The technique used is known as single-molecule fluorescence spectroscopy and use a phenomenon known as Förster Resonance Energy Transfer, in short FRET. Here, intense laser light and ultra-sensitive cameras are combined to allow the direct observation of a single molecule through the tiny amount of light each molecule emits.
The research group has taken advantage of a calcium-pump from the bacterium Listeria, which has been prepared for the studies through protein engineering.

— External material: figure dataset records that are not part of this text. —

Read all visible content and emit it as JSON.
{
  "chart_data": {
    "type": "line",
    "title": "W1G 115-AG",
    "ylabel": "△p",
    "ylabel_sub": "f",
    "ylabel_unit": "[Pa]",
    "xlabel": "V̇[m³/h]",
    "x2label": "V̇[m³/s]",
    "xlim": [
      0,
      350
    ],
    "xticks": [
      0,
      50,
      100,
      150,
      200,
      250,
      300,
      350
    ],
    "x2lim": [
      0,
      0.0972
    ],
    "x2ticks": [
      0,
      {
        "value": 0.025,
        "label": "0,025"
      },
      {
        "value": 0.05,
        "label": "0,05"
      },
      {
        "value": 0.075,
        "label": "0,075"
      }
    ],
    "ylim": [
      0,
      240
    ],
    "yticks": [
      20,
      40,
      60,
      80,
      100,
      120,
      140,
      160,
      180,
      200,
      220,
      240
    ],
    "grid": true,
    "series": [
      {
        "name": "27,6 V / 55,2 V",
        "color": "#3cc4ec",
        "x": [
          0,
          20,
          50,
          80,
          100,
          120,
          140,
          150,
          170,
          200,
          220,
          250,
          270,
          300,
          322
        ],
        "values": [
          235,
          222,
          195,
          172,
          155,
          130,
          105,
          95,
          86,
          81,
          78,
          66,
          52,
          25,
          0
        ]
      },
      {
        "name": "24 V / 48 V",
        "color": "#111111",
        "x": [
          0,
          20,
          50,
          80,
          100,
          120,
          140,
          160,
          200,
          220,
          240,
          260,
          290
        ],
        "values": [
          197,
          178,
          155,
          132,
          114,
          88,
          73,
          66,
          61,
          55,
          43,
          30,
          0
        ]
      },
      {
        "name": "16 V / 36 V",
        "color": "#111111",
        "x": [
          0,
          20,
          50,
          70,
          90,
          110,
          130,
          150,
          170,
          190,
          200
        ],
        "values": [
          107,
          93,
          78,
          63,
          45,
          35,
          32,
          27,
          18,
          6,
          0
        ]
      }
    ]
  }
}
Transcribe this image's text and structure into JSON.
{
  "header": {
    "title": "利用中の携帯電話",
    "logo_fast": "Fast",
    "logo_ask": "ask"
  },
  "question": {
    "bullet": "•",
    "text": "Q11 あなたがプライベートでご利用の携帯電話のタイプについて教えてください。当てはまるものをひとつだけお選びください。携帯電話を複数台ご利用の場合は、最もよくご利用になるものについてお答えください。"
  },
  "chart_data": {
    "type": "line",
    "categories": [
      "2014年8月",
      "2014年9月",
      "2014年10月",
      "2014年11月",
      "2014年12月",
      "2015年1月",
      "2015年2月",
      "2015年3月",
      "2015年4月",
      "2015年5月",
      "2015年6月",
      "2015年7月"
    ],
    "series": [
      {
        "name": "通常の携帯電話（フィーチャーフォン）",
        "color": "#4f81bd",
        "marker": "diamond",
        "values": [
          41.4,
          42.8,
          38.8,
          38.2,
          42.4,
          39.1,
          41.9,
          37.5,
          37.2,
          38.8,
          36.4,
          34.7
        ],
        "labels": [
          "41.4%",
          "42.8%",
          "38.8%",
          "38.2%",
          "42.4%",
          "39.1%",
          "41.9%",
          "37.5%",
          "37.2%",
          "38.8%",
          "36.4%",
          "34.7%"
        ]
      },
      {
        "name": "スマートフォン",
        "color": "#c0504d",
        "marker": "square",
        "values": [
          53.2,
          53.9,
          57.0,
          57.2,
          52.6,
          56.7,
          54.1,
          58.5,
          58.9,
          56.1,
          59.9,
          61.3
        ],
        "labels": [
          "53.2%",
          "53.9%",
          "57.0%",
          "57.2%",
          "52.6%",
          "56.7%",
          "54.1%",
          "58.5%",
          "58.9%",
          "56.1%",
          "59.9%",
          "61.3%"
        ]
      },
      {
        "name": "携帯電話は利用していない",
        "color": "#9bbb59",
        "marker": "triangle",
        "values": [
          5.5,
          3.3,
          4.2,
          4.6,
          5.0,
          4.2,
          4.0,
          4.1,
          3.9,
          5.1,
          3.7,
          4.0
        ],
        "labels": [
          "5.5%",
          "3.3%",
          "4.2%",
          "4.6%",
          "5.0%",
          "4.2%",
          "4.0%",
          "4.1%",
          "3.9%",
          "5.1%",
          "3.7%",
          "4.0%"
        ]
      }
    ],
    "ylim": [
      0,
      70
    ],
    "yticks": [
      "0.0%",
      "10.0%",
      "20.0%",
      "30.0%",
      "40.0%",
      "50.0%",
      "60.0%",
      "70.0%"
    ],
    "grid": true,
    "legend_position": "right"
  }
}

The engineering of the protein alone took several years to complete.
In the FRET experiments, two dye molecules are attached to the protein, which is then illuminated by laser light. One dye, the donor, will absorb the laser light and either emit it with a characteristic colour. Alternatively, it can transfer the energy to the other dye, the acceptor that will then emit light with another colour. Light will, thus, be emitted from the two dyes, and scientists can measure the distance between the two dyes by measuring how much light is emitted of each colour. Because the dyes have been carefully inserted in two specific positions in the pump, these distance changes track the pumping movements of the pump.
The single molecule technique is what has enabled the new discoveries explains Magnus Kjærgaard, fellow at Aarhus Institute of Advanced Studies, AIAS, who has also contributed to the discovery:
“We have moved from ‘Pump Fiction’ to ‘Pump Live’. Previously, we always recorded the signals from many molecules at the same time, which blurs the movements. Using single-molecule FRET techniques we can focus on one molecule at the time, which allow us to observe the structural changes directly. This provides us with a video of the pump in action with fewer gaps. Our Pump Fiction-movie initially got its name, because we knew the transitions between the different states of the cycle were fictional, and that there could be additional insights hiding in the gaps between the known states. We have now demonstrated this in abundance, and at the same time revealed critical new insights into how the pump works.”
Besides adding to our knowledge of the basic processes of life, the understanding of these pumps may also have practical applications. Mutations in the pumps can cause defects in brain cells, and this can cause neurological disorder such as migraine, temporary paralysis or neurodegenerative disorders.
The mechanisms of these ion pumps are thus pivotal to understanding the errors in the pump, especially with a view to developing new drugs targeting the pump.
“We haven’t reached the state where we can transfer our ion pumps research into treatment of disease yet! However, the new insights have led to ideas that may be used to develop treatment of for example defects in neuronal signalling. But this is work for the future. Right now, there is every reason to celebrate the revelation of the intimate details of one of the most important enzymes of life. The work has built on great collaborations here at the university, and with researchers in the US. We have already started new exciting collaborations that will allow us to take the next steps,” says Professor Poul Nissen.